If only there was a new Linux distribution also based on Red Hat Enterprise Linux (RHEL); maybe with a strong community and a founder with open source experience; such a distribution would immediately attract interest among the Linux community and be able to gather thousands of followers behind them that are now (rightly) affronted by the actions of Red Hat. Enter Rocky Linux.

Gregory Kurtzer was among the creators of the original CentOS distribution before it was acquired by Red Hat. Soon after Red Hat’s announcement, he started creating a community to quickly develop a successor of CentOS: Rocky Linux. His goal: what happened to CentOS won’t happen again.

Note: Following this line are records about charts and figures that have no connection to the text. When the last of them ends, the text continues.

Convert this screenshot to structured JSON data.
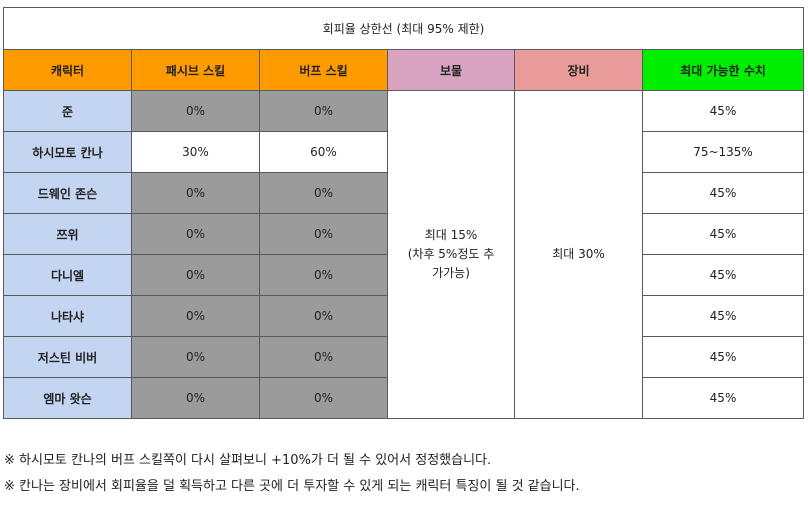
{
  "title": "회피율 상한선 (최대 95% 제한)",
  "headers": {
    "character": "캐릭터",
    "passive": "패시브 스킬",
    "buff": "버프 스킬",
    "treasure": "보물",
    "equipment": "장비",
    "max": "최대 가능한 수치"
  },
  "rows": [
    {
      "name": "준",
      "passive": "0%",
      "buff": "0%",
      "max": "45%"
    },
    {
      "name": "하시모토 칸나",
      "passive": "30%",
      "buff": "60%",
      "max": "75~135%"
    },
    {
      "name": "드웨인 존슨",
      "passive": "0%",
      "buff": "0%",
      "max": "45%"
    },
    {
      "name": "쯔위",
      "passive": "0%",
      "buff": "0%",
      "max": "45%"
    },
    {
      "name": "다니엘",
      "passive": "0%",
      "buff": "0%",
      "max": "45%"
    },
    {
      "name": "나타샤",
      "passive": "0%",
      "buff": "0%",
      "max": "45%"
    },
    {
      "name": "저스틴 비버",
      "passive": "0%",
      "buff": "0%",
      "max": "45%"
    },
    {
      "name": "엠마 왓슨",
      "passive": "0%",
      "buff": "0%",
      "max": "45%"
    }
  ],
  "treasure_value": {
    "line1": "최대 15%",
    "line2": "(차후 5%정도 추",
    "line3": "가가능)"
  },
  "equipment_value": "최대 30%",
  "notes": [
    "※ 하시모토 칸나의 버프 스킬쪽이 다시 살펴보니 +10%가 더 될 수 있어서 정정했습니다.",
    "※ 칸나는 장비에서 회피율을 덜 획득하고 다른 곳에 더 투자할 수 있게 되는 캐릭터 특징이 될 것 같습니다."
  ]
}
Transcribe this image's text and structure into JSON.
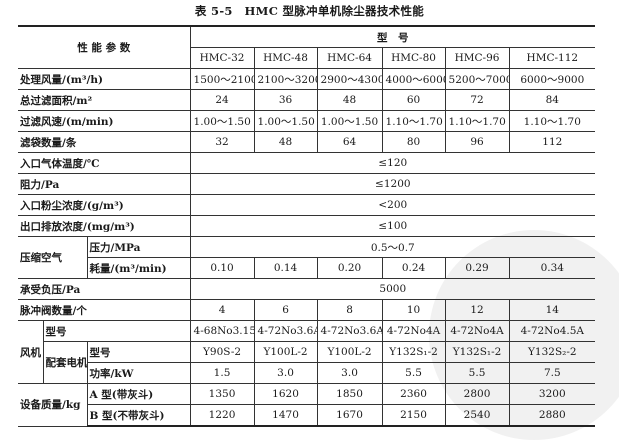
{
  "title": "表 5-5　HMC 型脉冲单机除尘器技术性能",
  "header": {
    "param": "性 能 参 数",
    "model_group": "型　号",
    "models": [
      "HMC-32",
      "HMC-48",
      "HMC-64",
      "HMC-80",
      "HMC-96",
      "HMC-112"
    ]
  },
  "rows": [
    {
      "label": "处理风量/(m³/h)",
      "values": [
        "1500～2100",
        "2100～3200",
        "2900～4300",
        "4000～6000",
        "5200～7000",
        "6000～9000"
      ]
    },
    {
      "label": "总过滤面积/m²",
      "values": [
        "24",
        "36",
        "48",
        "60",
        "72",
        "84"
      ]
    },
    {
      "label": "过滤风速/(m/min)",
      "values": [
        "1.00～1.50",
        "1.00～1.50",
        "1.00～1.50",
        "1.10～1.70",
        "1.10～1.70",
        "1.10～1.70"
      ]
    },
    {
      "label": "滤袋数量/条",
      "values": [
        "32",
        "48",
        "64",
        "80",
        "96",
        "112"
      ]
    }
  ],
  "span_rows": [
    {
      "label": "入口气体温度/℃",
      "value": "≤120"
    },
    {
      "label": "阻力/Pa",
      "value": "≤1200"
    },
    {
      "label": "入口粉尘浓度/(g/m³)",
      "value": "<200"
    },
    {
      "label": "出口排放浓度/(mg/m³)",
      "value": "≤100"
    }
  ],
  "compressed_air": {
    "label": "压缩空气",
    "pressure_label": "压力/MPa",
    "pressure_value": "0.5～0.7",
    "consumption_label": "耗量/(m³/min)",
    "consumption_values": [
      "0.10",
      "0.14",
      "0.20",
      "0.24",
      "0.29",
      "0.34"
    ]
  },
  "negative_pressure": {
    "label": "承受负压/Pa",
    "value": "5000"
  },
  "pulse_valves": {
    "label": "脉冲阀数量/个",
    "values": [
      "4",
      "6",
      "8",
      "10",
      "12",
      "14"
    ]
  },
  "fan": {
    "label": "风机",
    "model_label": "型号",
    "model_values": [
      "4-68No3.15",
      "4-72No3.6A",
      "4-72No3.6A",
      "4-72No4A",
      "4-72No4A",
      "4-72No4.5A"
    ],
    "motor_label": "配套电机",
    "motor_model_label": "型号",
    "motor_model_values": [
      "Y90S-2",
      "Y100L-2",
      "Y100L-2",
      "Y132S₁-2",
      "Y132S₁-2",
      "Y132S₂-2"
    ],
    "power_label": "功率/kW",
    "power_values": [
      "1.5",
      "3.0",
      "3.0",
      "5.5",
      "5.5",
      "7.5"
    ]
  },
  "mass": {
    "label": "设备质量/kg",
    "a_label": "A 型(带灰斗)",
    "a_values": [
      "1350",
      "1620",
      "1850",
      "2360",
      "2800",
      "3200"
    ],
    "b_label": "B 型(不带灰斗)",
    "b_values": [
      "1220",
      "1470",
      "1670",
      "2150",
      "2540",
      "2880"
    ]
  }
}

Building a community that scales

While CentOS was an immensely popular distribution, the developer community behind it was rather small. Before Red Hat took over control, there were only a couple of people working on it and the team had trouble meeting release deadlines. Having a small community was a strategic mistake for CentOS; a mistake that Gregory didn’t want to repeat in Rocky Linux.

But having a big community is only possible if the infrastructure and security of the project can support it. This is why the whole Rocky team is now striving for a state-of-the-art build infrastructure that allows more people to participate while still being able to meet the high-security standards expected from such a project. Instead of building the packages right away and creating a release as soon as possible, Rocky wants to get everything right: a well-defined infrastructure, scalable CI/CD-based processes, and a high amount of trust and integrity.

A tight deadline: initial release by Q2

With only eleven months until Red Hat drops the support for CentOS 8, the clock is ticking; since system administrators will need at least several months for a system migration, everyone expects Rocky to release a testable release candidate soon. The team is well aware of these expectations and has announced the availability of the first Rocky release candidate on March 31 2021.

Why this will be the one and only CentOS alternative

The acquisition of CentOS by Red Hat has shown one thing: nothing good happens when a private company alone is trusted with the keys to a free operating system a huge number of people depend on. Many of us learned this the hard way, and it is the reason why people will not move to a “kind of free-ish” RHEL, a CentOS clone made by another for-profit company or… Oracle. No, they will turn their head to one of the fastest-growing open source communities since MariaDB forked MySQL and be thankful that there are still people such as Gregory Kurtzer.